If by 'ground' you mean physically connected to the Earth then the answer is plainly no, otherwise communications satellites or space probes wouldn't work. If by 'ground' you mean a point in the circuit that all other voltages in a circuit are referenced to (0V), then the answer is yes.
Aerials work by transmitting or receiving an electromagnetic wave. (See Maxwell, Hertz, et. al)
The EM wave - aerial types and shapes:
EM Waves can be detected from their electric field or their magnetic field (or both). The wave can also be polarized so aerials can be optimized for this polarization as well. The 'gain' of an aerial can be increased by making it directional, adding extra elements to it or using shaped reflectors. Hence the wide variety of shapes and sizes and plain wacky looking designs to optimize reception (or transmission) at different wavelengths.
The 'simple' monopole.
A vertical aerial (the one commonly used with a crystal set) detects the electric field. This moves charge 'up and down' the aerial producing a small but measurable alternating current. The effect is greatest when the physical dimensions of the aerial match the wavelength of the EM wave. (see resonance effects) It does not require that the aerial is connected to anything.
This type of aerial is omni-directional.
Coupling the (weak) signal to the receiver requires tuning and impedance matching. For a aerial this is performed with the LC tuned circuit (Tank). The tuned circuit will magnify one selected narrow frequency band ( see Q factor). The tuning coil can be tapped (as in an auto transformer) or a separate coil can be used to optimize the loading on the aerial as some of the energy is transferred to the 'radio' circuit. Taking too much energy would damp the response. Keeping a high Q factor allows you to easily separate individual transmissions. (Selectivity)
To maximize this effect the length of the aerial should be related to the wavelength of the signal. The ground (earth) acts as a reflective surface (not as a return conductor) and can double the effective length of the aerial, producing a dipole aerial.
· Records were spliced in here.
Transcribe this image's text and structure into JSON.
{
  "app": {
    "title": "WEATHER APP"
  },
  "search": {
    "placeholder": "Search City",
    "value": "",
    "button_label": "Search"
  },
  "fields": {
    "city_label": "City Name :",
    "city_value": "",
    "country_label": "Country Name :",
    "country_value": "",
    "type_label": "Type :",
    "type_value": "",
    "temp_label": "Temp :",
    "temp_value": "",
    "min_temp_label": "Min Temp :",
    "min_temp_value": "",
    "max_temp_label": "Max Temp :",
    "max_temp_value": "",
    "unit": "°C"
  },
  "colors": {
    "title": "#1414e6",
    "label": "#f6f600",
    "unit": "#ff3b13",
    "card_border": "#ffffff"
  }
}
This ground plane effect can be improved by using a sheet of metal (good conductor) or even wire.
The common yagi array (TV aerial) demonstrates this idea. The signal is taken from a folded dipole. The other elements are dipoles (horizontally or vertically polarized or both). These act as passive aerials and retransmit the incoming wave with a phase shift so that the add to the signal strength at the main receiving aerial. The yagi is sensitive to direction.
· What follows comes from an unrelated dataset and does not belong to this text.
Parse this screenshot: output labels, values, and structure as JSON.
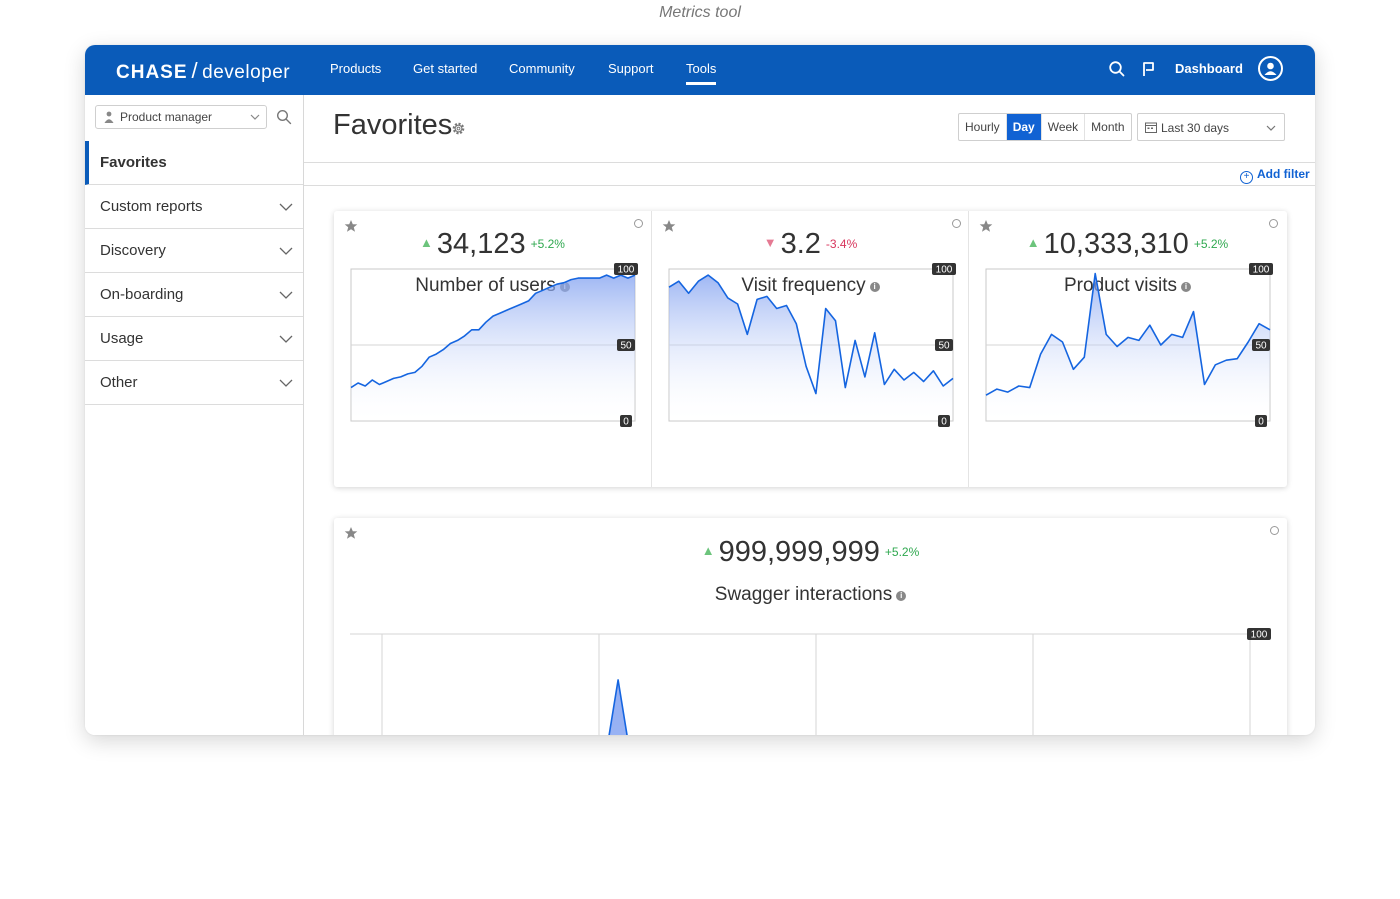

The aerial pick up in a a portable radio is a coil wrapped around a ferrite bar. ( a loop aerial) and detects the magnetic field component of the EM wave. This changing magnetic field induces a voltage in the coil. The coil forms a tuned circuit with a variable capacitor. A second 'output' coil or perhaps a 'tap' on the primary coil impedance matches the amplifier circuit without loading the tuned circuit, producing a sharply tuned aerial.
Loop aerials are very directional as you will easily observe by rotating the portable radio through 360 degrees.
Note that one end of the tuned circuit is connected to the 'ground' or 0V of the rest of the radio circuit. You could also add a second aerial (a length of wire or 'whip' aerial) usually connected by a small capacitor to the 'hot' end of the coil or perhaps a separate coil on the ferrite bar. This pulls in the electric field component of the signal and improves reception.
Portable radios used to have ferrite loop antennas - a coil wound around a ferrite core. These antennas do not need a ground, but the coil is directional, so you might have to point the radio in a certain direction to receive a good signal.
Yagi (beam) antennas also do not require ground, but simple long wire antennas (as for your crystal set) do require a ground.
It all depends on the design of the antenna.